UPDATE: From November 23rd travellers from high risk countries to all destinations in Spain (including Canary Islands) must present a negative PCR test taken within 72 hours prior of arrival required before travel. READ MORE HERE
The new rules state that in order to check in to their holiday accommodation, visitors must show a PCR or negative antigen test carried out a maximum of 72 hours in advance of their arrival on the islands.
The measure applies to all tourists over the age of 12, whether from elsewhere in Spain or abroad staying in hotels or rented accommodation on the islands.
Those who do not have a test before arrival on the islands will be able to get a test locally and isolate in their accommodation while it processed.
The decree states that it is the hotel’s responsibility to inform guests ahead of time that they need to show proof of a negative diagnosis on arrival and must also inform guests of how to get one locally if needed.
Guests must also be informed of the obligation to download the governments track and trace app, Radar Covid.
— Presidencia GobCan (@PresiCan) October 29, 2020
Residents on the Canary Islands who may want to stay in a hotel on their own island or another one will have to prove that they have not left the archipelago for at least 15 days before checking in, the Minister of tourism explained in a press conference on Thursday.
The same applies to non-residents of the Canary Islands who can prove they have already spent 15 days on the islands before checking into new accommodation.
The Canary Islands is the only region exempted from the nationwide curfew declared under the state of alarm, due to the fact that it has a much lower incidence rate of coronavirus cases than the rest of Spain.
But authorities fear infections could grow with the influx of tourists expected now that the archipelago has been added to a “safe travel list” by the UK and Germany.
Why are checks carried out at accommodation check in and not on arrival at airport?
Canary Island authorities have long been lobbying for some sort of test certification for arrivals but there isn't a straightforward legal mechanism to allow it.

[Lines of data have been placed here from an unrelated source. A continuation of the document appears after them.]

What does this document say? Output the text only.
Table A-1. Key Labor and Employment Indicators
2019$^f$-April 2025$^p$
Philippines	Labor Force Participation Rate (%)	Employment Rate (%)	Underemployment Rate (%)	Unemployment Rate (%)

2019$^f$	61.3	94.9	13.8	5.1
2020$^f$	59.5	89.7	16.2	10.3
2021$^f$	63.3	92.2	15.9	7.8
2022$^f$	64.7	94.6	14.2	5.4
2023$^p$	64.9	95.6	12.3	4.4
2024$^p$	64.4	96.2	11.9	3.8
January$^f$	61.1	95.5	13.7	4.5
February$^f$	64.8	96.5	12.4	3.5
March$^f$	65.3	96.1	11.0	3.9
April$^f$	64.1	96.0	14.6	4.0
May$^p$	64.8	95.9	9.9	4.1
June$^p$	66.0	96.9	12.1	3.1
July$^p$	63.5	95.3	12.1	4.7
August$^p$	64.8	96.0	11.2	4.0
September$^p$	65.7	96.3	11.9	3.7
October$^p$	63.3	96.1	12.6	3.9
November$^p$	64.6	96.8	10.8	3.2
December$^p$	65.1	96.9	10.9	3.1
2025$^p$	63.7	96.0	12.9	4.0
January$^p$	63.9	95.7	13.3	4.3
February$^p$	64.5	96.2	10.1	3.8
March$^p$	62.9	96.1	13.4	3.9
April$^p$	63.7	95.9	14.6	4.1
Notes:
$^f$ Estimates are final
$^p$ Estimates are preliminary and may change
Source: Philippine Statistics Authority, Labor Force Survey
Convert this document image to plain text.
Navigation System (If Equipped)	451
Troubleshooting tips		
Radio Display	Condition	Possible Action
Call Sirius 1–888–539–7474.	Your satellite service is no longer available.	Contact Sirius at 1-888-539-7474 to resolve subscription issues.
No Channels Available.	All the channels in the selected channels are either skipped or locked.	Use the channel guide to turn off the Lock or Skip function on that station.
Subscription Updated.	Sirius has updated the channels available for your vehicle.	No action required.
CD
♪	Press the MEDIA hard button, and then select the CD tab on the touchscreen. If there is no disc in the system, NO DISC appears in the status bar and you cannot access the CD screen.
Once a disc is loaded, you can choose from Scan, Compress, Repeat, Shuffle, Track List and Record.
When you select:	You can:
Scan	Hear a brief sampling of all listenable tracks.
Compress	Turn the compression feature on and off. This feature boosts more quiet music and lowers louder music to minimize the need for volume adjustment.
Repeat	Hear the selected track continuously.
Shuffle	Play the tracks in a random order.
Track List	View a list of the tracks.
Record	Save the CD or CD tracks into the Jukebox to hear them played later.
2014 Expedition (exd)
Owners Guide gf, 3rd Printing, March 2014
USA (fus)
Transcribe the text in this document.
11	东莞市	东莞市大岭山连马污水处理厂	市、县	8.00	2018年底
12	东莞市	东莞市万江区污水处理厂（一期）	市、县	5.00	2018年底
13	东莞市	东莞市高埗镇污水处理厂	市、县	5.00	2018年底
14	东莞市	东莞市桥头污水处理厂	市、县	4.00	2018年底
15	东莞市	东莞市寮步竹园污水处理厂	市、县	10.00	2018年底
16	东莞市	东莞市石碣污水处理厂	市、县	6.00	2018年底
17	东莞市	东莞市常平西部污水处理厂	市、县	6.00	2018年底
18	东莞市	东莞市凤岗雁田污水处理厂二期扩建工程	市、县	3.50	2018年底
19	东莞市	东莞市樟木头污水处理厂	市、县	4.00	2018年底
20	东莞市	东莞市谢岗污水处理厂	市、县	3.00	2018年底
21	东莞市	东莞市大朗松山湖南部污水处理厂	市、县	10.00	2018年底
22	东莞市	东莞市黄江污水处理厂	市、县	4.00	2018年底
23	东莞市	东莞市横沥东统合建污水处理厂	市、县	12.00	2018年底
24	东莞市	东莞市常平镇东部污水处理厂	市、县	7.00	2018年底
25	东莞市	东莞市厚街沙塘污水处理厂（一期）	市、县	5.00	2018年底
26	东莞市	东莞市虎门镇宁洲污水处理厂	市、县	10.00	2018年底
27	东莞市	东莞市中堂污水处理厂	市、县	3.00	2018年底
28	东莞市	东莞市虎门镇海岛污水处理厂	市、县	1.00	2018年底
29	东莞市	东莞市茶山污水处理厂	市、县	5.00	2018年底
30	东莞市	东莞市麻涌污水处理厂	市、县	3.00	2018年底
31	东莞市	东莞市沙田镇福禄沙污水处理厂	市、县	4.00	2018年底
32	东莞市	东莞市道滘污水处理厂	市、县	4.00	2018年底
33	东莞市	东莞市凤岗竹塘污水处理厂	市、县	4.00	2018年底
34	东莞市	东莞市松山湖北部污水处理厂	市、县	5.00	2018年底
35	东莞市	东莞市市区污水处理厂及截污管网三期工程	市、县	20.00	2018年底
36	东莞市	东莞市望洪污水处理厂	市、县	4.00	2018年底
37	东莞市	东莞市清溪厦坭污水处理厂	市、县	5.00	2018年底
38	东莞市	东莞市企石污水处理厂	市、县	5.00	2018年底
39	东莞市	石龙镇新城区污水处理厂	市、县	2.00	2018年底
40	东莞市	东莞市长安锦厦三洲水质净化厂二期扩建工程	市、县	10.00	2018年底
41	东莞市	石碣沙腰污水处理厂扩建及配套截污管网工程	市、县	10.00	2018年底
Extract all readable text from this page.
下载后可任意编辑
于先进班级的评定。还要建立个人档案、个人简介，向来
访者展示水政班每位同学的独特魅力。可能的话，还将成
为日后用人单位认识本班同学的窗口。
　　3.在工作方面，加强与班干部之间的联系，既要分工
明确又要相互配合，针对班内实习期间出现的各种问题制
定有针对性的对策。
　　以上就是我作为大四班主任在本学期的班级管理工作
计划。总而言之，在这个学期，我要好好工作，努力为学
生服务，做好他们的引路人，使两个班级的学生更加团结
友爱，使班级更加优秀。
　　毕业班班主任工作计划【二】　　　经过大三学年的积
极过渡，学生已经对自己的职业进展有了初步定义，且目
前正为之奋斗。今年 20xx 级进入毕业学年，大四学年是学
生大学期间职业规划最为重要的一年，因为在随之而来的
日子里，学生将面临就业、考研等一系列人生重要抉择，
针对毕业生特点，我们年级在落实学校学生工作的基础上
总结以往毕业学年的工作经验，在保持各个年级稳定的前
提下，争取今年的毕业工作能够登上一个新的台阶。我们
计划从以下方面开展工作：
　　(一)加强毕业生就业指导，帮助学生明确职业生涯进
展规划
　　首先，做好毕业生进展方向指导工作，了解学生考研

Regional premier Ángel Victor Torres explained on Monday that they had looked into carrying out test certification on entry at the islands’ airports as they do in Italy, but regional authorities have no legal power to do this unless they declare a state of alarm over the region.
Instead they have worked out a legal way that means accommodation providers can insist on negative tests being shown at check in on arrival.
- Why the Canary Islands is the only region in Spain without a curfew
- Canary Islands added to safe list for UK and Germany
- Radar Covid: What you need to know about Spain's tracing app
Will we need a negative test to fly?
Not necessarily as the airlines themselves won't insist on it. However, if you have booked with a tour operator they may insist on travellers having a negative test before they leave to quicken the check in process at hotels and avoid quarantine issues rather than wait until you get to the destination.
What if I don’t have one?
If you didn’t have a test carried out in your home country before leaving for a holiday in the Canary Islands then on arrival at your accommodation you will be redirected to alocal health centre, clinic or laboratory in the Canary Islands for a test. You will then have to remain in isolation until the results come back.
What if I test positive?
Obviously if the test comes back positive before you leave for your holiday, then you shouldn’t travel. And if you wait until you get to the islands and then test positive then you will not be allowed to check in to your accommodation unless there are facilities to stay quarantined while there.
What kind of tests are valid?
Authorities said they would accept PCR or negative antigen tests conducted within 72 hours before arrival on the islands.
Who pays for the test?
The costs of the tests will have to be borne by the traveller, either before departure or on the island at a private health centre at your destination.
When will it come into force?
The decree was passed on Thursday October 30th and was published in the Canary Islands Official Gazette (BOC) on October 31st. It will come into force after ten working days from that date, to ensure that hotels and tourist accomodation providers have enough time to inform guests of the new requirement.
Hence from November 13th the tests will be a requirement by law.
➡️ #CGobCan La obligatoriedad de acreditar una prueba negativa de #COVID19 a las personas que lleguen a #Canarias para alojarse en un establecimiento reglado será de aplicación a los 10 días de la entrada en vigor del decreto ley
— Presidencia GobCan (@PresiCan) October 29, 2020
Track and trace app
The decree also states that all new arrivals are obliged to download the government track and trace app known as “radar covid” and must be informed to do so by their accomodation.
And in the meantime?
Until the new law comes into force, tourists arriving in the Canaries will need to pre-fill health questionnaires, obtain a tracking code and may have their temperature taken on arrival at airports, measures that are also in place at all Spanish airports.
These will continue to be a requirement even with negative test certificates once the decree comes into force.